实际案例表明，这种架构相比单Agent方案的收益显著：

| 指标    | 单Agent (20分钟, $9) | 多智能体 (6小时, $200) | 改进    |
| ----- | ----------------- | ---------------- | ----- |
| 功能完整性 | 核心功能损坏            | 完整实现             | +100% |
| 代码质量  | 一次性脚本             | 生产级别             | ++++  |
| 迭代次数  | 0                 | 3-4次             | N/A   |
| 总体可用性 | <20%              | >90%             | +70pp |

关键洞察：**高质量的输出需要多个视角**。规划者提供结构，生成者执行细节，评估者发现问题。

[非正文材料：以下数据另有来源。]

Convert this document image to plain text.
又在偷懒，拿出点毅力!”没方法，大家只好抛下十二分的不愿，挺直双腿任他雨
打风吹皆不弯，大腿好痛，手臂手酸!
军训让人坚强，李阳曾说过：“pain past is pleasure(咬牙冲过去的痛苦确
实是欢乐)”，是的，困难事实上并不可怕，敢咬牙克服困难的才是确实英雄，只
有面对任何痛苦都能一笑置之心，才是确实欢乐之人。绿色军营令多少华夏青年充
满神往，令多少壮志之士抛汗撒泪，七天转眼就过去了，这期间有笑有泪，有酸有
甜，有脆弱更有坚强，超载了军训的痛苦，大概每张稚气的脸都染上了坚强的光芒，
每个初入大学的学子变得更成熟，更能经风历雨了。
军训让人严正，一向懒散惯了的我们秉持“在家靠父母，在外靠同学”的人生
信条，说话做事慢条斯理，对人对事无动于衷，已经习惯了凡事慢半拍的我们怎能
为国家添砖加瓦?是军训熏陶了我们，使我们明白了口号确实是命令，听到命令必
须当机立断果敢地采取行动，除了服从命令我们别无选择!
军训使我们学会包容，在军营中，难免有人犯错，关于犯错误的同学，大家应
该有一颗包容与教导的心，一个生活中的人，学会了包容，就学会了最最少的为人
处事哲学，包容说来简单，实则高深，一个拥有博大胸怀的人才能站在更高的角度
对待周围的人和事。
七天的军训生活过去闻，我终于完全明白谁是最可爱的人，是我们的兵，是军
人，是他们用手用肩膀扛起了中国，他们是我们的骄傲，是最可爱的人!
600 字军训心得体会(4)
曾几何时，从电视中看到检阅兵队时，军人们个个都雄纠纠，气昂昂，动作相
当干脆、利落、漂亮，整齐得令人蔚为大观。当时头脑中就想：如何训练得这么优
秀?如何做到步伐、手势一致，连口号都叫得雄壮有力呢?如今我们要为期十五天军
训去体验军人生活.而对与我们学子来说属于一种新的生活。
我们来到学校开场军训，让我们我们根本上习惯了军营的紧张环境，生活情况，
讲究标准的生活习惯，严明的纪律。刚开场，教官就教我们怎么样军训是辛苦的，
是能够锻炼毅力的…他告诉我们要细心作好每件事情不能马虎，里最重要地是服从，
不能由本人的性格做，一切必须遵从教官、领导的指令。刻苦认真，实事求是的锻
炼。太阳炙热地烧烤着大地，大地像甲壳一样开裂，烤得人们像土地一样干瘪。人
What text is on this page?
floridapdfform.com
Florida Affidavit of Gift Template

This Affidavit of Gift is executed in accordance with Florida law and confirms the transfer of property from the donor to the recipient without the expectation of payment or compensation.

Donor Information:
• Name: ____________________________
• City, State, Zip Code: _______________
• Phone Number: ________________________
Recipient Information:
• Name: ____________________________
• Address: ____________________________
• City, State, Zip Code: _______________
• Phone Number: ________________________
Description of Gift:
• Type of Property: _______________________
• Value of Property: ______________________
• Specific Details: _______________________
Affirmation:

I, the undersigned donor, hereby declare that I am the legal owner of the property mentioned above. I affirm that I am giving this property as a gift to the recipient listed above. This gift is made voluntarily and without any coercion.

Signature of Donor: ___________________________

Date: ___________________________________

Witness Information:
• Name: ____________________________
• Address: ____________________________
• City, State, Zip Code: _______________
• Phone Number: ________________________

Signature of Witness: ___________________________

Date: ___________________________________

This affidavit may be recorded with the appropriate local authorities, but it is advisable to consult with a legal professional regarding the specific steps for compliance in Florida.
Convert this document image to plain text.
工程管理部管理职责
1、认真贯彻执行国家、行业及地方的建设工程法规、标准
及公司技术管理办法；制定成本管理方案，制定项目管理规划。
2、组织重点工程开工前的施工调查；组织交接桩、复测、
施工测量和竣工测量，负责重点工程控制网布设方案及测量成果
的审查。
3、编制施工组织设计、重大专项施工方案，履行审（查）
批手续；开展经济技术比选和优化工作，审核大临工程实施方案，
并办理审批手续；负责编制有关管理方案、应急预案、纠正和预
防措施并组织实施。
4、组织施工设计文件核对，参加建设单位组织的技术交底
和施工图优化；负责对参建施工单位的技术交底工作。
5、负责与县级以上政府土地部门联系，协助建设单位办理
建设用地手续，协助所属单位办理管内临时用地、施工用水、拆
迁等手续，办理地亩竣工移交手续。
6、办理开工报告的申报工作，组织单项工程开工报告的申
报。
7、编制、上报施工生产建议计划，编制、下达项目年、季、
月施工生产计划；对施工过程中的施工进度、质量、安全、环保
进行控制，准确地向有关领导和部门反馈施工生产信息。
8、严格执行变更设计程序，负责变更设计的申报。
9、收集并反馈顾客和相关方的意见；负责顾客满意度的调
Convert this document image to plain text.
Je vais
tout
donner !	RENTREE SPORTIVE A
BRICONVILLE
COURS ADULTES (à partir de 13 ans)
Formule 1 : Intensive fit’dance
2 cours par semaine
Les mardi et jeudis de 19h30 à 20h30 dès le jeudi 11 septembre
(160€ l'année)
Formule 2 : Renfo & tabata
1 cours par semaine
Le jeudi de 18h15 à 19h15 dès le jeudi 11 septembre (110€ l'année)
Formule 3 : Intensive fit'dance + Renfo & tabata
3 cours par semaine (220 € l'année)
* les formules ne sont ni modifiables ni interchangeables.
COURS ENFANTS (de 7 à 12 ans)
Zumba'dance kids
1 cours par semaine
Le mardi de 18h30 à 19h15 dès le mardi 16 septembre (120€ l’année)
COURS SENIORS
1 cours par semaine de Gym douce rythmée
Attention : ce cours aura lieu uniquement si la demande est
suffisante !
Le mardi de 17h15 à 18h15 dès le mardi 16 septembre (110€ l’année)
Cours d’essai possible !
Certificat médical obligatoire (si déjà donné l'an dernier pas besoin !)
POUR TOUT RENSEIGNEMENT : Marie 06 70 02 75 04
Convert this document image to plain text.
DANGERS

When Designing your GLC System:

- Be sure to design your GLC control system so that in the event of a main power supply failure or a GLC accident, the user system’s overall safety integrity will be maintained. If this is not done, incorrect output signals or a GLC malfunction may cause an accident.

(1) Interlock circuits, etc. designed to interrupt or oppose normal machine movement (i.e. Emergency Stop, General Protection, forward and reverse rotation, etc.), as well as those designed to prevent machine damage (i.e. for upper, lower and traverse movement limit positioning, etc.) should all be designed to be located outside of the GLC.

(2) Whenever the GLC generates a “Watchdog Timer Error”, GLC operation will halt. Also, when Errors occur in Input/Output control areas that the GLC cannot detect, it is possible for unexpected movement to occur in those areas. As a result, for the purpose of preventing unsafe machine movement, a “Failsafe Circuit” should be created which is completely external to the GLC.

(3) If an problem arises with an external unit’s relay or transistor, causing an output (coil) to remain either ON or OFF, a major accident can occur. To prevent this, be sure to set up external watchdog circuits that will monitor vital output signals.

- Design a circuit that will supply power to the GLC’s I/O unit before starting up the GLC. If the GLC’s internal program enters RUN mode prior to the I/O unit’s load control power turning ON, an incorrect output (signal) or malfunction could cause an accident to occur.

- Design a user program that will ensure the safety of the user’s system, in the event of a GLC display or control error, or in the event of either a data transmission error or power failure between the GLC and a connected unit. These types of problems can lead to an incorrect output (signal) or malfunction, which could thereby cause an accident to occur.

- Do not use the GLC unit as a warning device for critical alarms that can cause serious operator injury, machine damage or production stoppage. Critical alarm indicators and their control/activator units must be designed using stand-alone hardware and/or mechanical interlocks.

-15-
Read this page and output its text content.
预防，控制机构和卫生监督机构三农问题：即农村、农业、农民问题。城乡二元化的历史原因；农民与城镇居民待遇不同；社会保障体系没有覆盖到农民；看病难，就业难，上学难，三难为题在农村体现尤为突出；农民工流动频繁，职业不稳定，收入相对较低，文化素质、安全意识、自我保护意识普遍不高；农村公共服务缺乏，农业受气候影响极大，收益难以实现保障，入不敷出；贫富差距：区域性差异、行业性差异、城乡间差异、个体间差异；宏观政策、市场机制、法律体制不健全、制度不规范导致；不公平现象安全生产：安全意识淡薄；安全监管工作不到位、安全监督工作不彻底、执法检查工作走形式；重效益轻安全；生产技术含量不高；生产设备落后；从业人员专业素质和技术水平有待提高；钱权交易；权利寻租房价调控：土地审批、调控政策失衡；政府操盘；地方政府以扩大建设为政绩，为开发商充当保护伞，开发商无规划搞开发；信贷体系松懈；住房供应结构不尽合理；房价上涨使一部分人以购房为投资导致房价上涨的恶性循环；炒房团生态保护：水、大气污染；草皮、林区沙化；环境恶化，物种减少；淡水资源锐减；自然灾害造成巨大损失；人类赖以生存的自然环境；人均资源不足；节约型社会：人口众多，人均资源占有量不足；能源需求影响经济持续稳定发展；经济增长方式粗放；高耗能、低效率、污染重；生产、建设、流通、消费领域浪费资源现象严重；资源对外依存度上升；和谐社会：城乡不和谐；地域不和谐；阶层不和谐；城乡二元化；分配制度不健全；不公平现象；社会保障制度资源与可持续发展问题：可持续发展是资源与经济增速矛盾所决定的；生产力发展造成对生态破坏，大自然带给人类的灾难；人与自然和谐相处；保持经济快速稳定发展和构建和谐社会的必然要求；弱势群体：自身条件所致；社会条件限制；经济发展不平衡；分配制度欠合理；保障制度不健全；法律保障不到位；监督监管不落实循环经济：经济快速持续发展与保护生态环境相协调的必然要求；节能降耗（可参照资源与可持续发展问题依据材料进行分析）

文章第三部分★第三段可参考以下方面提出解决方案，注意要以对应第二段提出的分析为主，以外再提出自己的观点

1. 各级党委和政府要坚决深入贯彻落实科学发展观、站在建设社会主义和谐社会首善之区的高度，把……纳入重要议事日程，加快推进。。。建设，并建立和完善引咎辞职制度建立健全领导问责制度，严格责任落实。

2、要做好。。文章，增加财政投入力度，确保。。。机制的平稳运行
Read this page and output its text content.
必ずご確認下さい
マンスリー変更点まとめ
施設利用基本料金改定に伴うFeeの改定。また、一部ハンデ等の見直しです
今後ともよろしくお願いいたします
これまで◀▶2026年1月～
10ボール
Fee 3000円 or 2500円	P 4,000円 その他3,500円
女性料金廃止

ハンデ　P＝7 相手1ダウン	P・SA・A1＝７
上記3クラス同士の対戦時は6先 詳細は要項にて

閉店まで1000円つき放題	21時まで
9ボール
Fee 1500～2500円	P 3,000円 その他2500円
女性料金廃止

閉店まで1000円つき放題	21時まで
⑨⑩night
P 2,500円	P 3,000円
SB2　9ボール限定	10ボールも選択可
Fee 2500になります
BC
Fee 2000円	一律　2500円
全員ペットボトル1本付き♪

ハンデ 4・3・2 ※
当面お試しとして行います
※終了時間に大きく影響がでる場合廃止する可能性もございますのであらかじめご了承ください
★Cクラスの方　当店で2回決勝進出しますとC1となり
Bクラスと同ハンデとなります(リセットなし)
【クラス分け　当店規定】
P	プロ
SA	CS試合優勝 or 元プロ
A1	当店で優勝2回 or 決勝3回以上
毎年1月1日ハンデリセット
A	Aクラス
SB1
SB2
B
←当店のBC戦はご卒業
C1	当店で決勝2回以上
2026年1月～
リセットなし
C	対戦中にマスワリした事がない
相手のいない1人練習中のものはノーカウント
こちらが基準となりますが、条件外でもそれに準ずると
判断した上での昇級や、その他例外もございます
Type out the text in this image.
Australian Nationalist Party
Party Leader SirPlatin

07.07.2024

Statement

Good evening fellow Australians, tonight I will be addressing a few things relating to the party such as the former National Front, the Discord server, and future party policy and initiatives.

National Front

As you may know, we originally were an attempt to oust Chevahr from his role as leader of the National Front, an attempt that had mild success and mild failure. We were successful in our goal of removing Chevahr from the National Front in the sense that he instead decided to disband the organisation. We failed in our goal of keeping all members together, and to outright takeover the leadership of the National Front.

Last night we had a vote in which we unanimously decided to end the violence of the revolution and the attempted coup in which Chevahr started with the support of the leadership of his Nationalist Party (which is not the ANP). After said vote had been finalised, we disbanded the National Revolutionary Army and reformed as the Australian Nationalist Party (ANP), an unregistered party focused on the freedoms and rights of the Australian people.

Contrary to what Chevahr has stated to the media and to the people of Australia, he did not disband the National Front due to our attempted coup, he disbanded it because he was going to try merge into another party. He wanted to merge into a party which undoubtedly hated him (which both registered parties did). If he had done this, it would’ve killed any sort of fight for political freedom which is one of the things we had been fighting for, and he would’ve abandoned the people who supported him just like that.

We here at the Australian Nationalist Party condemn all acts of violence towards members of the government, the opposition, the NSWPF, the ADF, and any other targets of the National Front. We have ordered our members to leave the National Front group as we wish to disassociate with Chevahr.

这种分工使得每个Agent都能在专长领域表现最佳，避免单个Agent的认知限制。

## 8.3.5 工作流的并发执行与资源管理

在Harness中，大型工作流通常会生成多个子任务，可以并发执行以提高效率。

```yaml
states:
  batch_processing:
    type: agent_invoke
    agent: DataProcessor
    concurrency:
      max_parallel: 5          # 最多并发5个处理
      batch_size: 100          # 每批处理100条记录
      timeout_per_task: 60s
```

**Harness的并发执行器**：

```python
class ConcurrencyManager:
    """管理并发任务的执行"""

    def __init__(self, max_concurrent: int = 5):
        self.semaphore = asyncio.Semaphore(max_concurrent)
        self.active_tasks: Dict[str, asyncio.Task] = {}

    async def execute_task(self, task_id: str, coro):
        """限制并发数的任务执行"""
        async with self.semaphore:
            try:
                task = asyncio.create_task(coro)
                self.active_tasks[task_id] = task
                result = await task
                return {"status": "success", "result": result}
            except Exception as e:
                return {"status": "failed", "error": str(e)}
            finally:
                del self.active_tasks[task_id]

    async def execute_batch(self, items: List[Any], executor_fn, max_concurrent: int = 5):
        """批量执行任务,控制并发度"""
        self.semaphore = asyncio.Semaphore(max_concurrent)

        tasks = [
            self.execute_task(f"task_{i}", executor_fn(item))
            for i, item in enumerate(items)
        ]

        results = await asyncio.gather(*tasks)
        return results
```

## 8.3.6 本小节小结

Harness通过以下机制支持复杂的多智能体编排：

1. **状态机驱动**：每个智能体和工作流阶段都映射到状态机的节点
2. **消息路由**：智能体间通过队列和路由规则进行通信
3. **错误传播**：失败智能体的错误可以传播到下游，支持重试、降级等恢复策略
4. **上下文隔离**：分层上下文避免并发执行时的数据污染
5. **并发控制**：信号量和并发度限制保证资源不会过载
6. **专化架构**：规划-生成-评估的三角色模式通过对抗性反馈循环提升质量
7. **适应性设计**：根据模型能力动态调整架构复杂度，避免不必要的开销

关于多智能体协作的通用理论和模式对比，请参阅《智能体 AI 权威指南》第五章。